Certes on est loin ici du PSC réglementaire et des récolements périodiques: on ne part d'une analyse d'un bâtiment, d'une collection, d'une institution et de publics existants, mais bien d'un espace physique, de sa population dans sa diversité et d'un patrimoine global dont la collection du musée, si elle existe, n'est qu'un élément précieux mais enfermé et physiquement stérilisé. Et on fait cela avec la population elle-même.

Si on suppose que ce processus a été suivi, on aboutit à un concept de musée issu du territoire, associé totalement ou partiellement au patrimoine vivant de ce même territoire. On peut alors reformuler les différentes missions traditionnelles du musée. Dans une première approche, cela pourrait donner ceci:

- l'acquisition d'objets à conserver dans les collections permanentes serait exceptionnelle et n'interviendrait qu'en cas d'absolue nécessité et d'absence d’autre solution..On s'attacherait plutôt à un inventaire partagé du patrimoine local et à la prise de responsabilité des habitants sur ce patrimoine qui resterait vivant et soumis aux aléas de la vie collective;

- la conservation s'appliquerait aux biens considérés par la population, aidée des spécialistes du musée, comme d'une particulière signification pour elle et pour le territoire; elle accompagnerait la vie du bien culturel ou naturel et ses éventuelles transformations d'usage; les biens immatériels seraient également protégés mais aussi susceptibles d'usages nouveaux et de transformations liées à la vie et à la créativité de la communauté.

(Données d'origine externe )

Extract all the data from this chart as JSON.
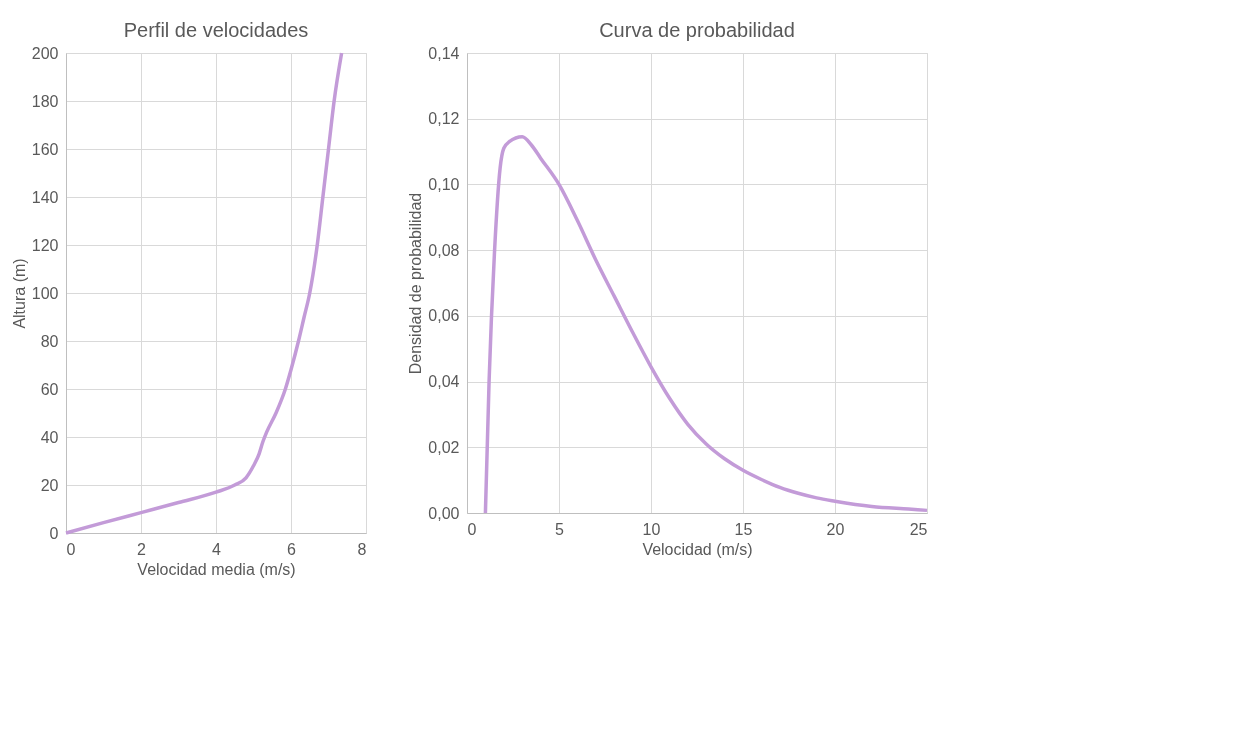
{
  "chart_data": [
    {
      "type": "line",
      "title": "Perfil de velocidades",
      "xlabel": "Velocidad media (m/s)",
      "ylabel": "Altura (m)",
      "series": [
        {
          "color": "#c39bd8",
          "x": [
            0,
            1,
            2,
            3,
            4,
            4.5,
            4.8,
            5,
            5.15,
            5.25,
            5.35,
            5.6,
            5.85,
            6.0,
            6.2,
            6.35,
            6.5,
            6.7,
            6.85,
            7.0,
            7.15,
            7.35
          ],
          "values": [
            0,
            4.3,
            8.5,
            12.7,
            17,
            20,
            23,
            28,
            33,
            38,
            42,
            50,
            60,
            68,
            80,
            90,
            100,
            120,
            140,
            160,
            180,
            200
          ]
        }
      ],
      "xlim": [
        0,
        8
      ],
      "xticks": [
        0,
        2,
        4,
        6,
        8
      ],
      "ylim": [
        0,
        200
      ],
      "yticks": [
        0,
        20,
        40,
        60,
        80,
        100,
        120,
        140,
        160,
        180,
        200
      ],
      "grid": true,
      "marker": "none",
      "line_style": "solid"
    },
    {
      "type": "line",
      "title": "Curva de probabilidad",
      "xlabel": "Velocidad (m/s)",
      "ylabel": "Densidad de probabilidad",
      "series": [
        {
          "color": "#c39bd8",
          "x": [
            1,
            1.2,
            1.5,
            1.8,
            2,
            2.3,
            3,
            3.5,
            4,
            5,
            6,
            7,
            8,
            9,
            10,
            11,
            12,
            13,
            14,
            15,
            16,
            17,
            18,
            19,
            20,
            22,
            24,
            25
          ],
          "values": [
            0,
            0.04,
            0.08,
            0.105,
            0.111,
            0.113,
            0.1145,
            0.112,
            0.108,
            0.1,
            0.089,
            0.077,
            0.066,
            0.055,
            0.0445,
            0.035,
            0.027,
            0.021,
            0.0165,
            0.013,
            0.0102,
            0.0078,
            0.006,
            0.0046,
            0.0036,
            0.002,
            0.0012,
            0.0008
          ]
        }
      ],
      "xlim": [
        0,
        25
      ],
      "xticks": [
        0,
        5,
        10,
        15,
        20,
        25
      ],
      "ylim": [
        0,
        0.14
      ],
      "yticks": [
        {
          "value": 0,
          "label": "0,00"
        },
        {
          "value": 0.02,
          "label": "0,02"
        },
        {
          "value": 0.04,
          "label": "0,04"
        },
        {
          "value": 0.06,
          "label": "0,06"
        },
        {
          "value": 0.08,
          "label": "0,08"
        },
        {
          "value": 0.1,
          "label": "0,10"
        },
        {
          "value": 0.12,
          "label": "0,12"
        },
        {
          "value": 0.14,
          "label": "0,14"
        }
      ],
      "grid": true,
      "marker": "none",
      "line_style": "solid"
    }
  ]
}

- la recherche sur le patrimoine (et les collections qui en font partie) serait menée conjointement par des spécialistes des disciplines scientifiques et techniques concernées et par des habitants porteurs de mémoires, de savoirs et de compétences d'usage. Les résultats en seraient restitués à l'ensemble de la population.

- l'action éducative et culturelle s'adresserait à l'ensemble de la population et porterait surtout sur le patrimoine vivant du territoire, la collection propre du musée servant de matériau disponible en permanence pour des actions pédagogiques, ludiques, interactives, ou pour des manifestations (expositions par exemple, reproductions en 2 ou 3D) destinées à la population ou à des visiteurs extérieurs.

- la notion de public, ou d'usagers, ne s'appliquerait plus aux seuls visiteurs de l'espace physique du musée ou de ses activités même lorsqu'elles sont réalisées à l'extérieur de ses murs. En tant qu'institution publique, le musée s'adresserait à la population dans son ensemble, qu'elle soit intéressée ou pas, et à des visiteurs venus d’ailleurs (touristes, chercheurs). Il serait reconnu en particulier que chaque habitant, qu'il en soit conscient ou non, est à la fois un propriétaire (moral et culturel) et un usager de son patrimoine comme de son territoire.

Reste à discuter de la gouvernance du patrimoine et du musée. Je ne crois pas qu'il soit possible de donner une réponse unique à cette question, qui doit être résolue en fonction des particularités de chaque territoire, de son contexte politique et social, du caractère du professionnel responsable, de la mobilisation de la population et de ses corps intermédiaires, etc. On cherchera seulement à mettre le plus possible la population en situation de responsabilité effective dans les programmes de gestion et d'animation du patrimoine, donc du musée.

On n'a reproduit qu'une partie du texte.